As evidenced by the revocation or refusal of all 10 of the broad/1st generation cases above, it is increasingly difficult at the EPO to secure and maintain broad, structurally unlimited, antibody claims. At both examination and opposition appeal levels, most successful claims specify at least the 6 CDRs of an antibody and frequently its whole VH and VL regions. This is unlikely to surprise most practitioners, given that it is now relatively rare to identify an entirely new target, or establish an entirely new link between a target and a disease indication.
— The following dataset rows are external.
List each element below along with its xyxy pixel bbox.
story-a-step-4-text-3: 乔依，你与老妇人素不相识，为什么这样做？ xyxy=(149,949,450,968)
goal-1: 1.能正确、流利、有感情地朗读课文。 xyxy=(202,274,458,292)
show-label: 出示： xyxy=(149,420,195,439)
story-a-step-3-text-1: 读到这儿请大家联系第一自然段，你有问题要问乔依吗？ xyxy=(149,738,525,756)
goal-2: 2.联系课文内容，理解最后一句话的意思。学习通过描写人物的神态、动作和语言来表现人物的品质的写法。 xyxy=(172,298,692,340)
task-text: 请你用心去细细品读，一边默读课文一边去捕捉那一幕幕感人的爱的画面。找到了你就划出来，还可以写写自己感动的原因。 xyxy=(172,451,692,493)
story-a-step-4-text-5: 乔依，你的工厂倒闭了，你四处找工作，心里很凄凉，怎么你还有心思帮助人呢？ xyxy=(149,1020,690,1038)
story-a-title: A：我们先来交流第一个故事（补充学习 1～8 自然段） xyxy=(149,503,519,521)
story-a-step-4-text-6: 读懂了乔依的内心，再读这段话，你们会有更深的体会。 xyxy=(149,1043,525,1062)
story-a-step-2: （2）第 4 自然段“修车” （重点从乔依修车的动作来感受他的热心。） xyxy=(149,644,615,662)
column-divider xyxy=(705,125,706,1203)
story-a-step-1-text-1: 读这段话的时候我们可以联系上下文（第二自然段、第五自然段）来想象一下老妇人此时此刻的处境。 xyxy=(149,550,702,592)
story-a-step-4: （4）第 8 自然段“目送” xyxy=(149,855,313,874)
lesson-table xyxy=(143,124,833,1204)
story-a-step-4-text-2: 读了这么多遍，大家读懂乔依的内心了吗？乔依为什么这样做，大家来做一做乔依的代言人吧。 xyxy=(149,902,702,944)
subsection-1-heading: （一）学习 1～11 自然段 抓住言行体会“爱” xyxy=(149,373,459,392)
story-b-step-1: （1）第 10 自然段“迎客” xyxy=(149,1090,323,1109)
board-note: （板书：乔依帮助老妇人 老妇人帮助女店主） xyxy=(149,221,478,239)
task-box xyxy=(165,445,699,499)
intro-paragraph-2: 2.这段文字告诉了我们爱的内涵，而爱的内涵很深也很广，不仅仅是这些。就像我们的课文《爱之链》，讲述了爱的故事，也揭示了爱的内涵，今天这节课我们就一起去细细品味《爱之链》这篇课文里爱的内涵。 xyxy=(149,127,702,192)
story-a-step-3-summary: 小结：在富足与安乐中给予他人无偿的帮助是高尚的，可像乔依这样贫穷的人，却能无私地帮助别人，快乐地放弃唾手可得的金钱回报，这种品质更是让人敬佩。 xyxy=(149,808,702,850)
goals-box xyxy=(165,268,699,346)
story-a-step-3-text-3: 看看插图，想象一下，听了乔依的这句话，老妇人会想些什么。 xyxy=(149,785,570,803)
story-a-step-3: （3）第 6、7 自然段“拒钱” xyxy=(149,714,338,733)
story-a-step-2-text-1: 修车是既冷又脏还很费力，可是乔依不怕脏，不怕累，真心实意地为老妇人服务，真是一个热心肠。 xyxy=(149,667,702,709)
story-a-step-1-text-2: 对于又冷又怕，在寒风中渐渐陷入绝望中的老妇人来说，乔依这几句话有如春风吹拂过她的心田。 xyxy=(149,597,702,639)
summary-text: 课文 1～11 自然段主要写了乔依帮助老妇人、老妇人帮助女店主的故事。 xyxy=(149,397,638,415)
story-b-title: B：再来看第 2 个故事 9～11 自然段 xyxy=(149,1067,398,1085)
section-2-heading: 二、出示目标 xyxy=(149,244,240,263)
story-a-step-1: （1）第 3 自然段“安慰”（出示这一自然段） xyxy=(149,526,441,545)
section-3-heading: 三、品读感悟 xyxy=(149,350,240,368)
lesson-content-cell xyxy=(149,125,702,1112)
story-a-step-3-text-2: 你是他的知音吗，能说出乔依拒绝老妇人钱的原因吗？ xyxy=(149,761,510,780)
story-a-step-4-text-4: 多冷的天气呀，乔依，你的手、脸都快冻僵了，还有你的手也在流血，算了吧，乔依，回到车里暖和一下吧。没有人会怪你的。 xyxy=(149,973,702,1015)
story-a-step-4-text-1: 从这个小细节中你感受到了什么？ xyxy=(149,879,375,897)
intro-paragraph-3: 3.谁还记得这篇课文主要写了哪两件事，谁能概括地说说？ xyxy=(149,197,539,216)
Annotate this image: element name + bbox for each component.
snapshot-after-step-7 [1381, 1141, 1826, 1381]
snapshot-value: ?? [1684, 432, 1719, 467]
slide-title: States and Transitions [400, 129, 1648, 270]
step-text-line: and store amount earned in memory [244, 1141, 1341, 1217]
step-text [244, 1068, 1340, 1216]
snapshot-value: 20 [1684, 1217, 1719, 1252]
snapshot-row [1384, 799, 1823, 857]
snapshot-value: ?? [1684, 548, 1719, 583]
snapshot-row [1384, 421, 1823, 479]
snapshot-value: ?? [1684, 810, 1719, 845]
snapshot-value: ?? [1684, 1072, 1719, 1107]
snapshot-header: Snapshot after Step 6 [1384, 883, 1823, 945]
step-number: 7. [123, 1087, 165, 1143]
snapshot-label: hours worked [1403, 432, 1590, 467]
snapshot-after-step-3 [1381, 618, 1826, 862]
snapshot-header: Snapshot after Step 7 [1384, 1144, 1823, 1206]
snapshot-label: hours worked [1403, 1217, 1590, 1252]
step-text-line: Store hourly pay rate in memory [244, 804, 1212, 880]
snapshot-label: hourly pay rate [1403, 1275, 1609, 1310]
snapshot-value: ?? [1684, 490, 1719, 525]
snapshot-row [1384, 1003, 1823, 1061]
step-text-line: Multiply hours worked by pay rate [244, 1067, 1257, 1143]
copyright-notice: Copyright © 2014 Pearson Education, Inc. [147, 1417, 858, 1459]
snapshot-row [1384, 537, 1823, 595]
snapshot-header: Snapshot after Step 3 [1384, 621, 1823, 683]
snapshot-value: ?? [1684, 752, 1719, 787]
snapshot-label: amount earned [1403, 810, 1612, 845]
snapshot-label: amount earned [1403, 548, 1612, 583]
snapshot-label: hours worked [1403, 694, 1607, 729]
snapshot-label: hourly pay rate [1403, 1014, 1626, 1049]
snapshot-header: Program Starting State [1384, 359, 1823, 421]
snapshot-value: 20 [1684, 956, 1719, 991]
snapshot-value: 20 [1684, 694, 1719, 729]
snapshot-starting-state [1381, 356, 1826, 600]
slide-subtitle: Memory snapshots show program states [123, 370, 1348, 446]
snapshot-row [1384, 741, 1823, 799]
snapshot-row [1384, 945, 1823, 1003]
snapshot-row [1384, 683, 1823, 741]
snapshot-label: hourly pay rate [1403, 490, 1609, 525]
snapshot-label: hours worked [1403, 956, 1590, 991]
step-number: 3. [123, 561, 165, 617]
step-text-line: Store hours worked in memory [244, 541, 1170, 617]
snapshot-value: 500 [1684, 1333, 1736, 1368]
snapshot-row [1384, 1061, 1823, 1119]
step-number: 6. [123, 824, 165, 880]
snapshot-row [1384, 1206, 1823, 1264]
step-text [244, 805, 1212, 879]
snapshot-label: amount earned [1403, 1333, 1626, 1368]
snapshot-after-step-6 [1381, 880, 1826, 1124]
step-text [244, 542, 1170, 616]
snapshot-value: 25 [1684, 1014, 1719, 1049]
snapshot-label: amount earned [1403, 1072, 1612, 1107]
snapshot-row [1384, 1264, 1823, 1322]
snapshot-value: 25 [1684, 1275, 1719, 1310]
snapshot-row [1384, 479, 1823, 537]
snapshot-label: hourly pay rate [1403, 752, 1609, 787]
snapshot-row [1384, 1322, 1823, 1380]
However, the EPO continues to be consistent when applying its basic principles of antibody examination to the more specific/2nd generation of antibody inventions. Claims to individual antibodies or their uses are allowable, provided there is evidence of an unexpected effect to support a finding of inventive step. Inventions which relate to antibodies, but which are not “antibody inventions” as such, are examined largely the same as in any other technical field. Owing to the time taken for appeals to be decided, the cases reviewed above necessarily relate to applications/patents with relatively early filing dates. However, the approach taken in these decisions matches our experience of ongoing EPO prosecution for more recent applications.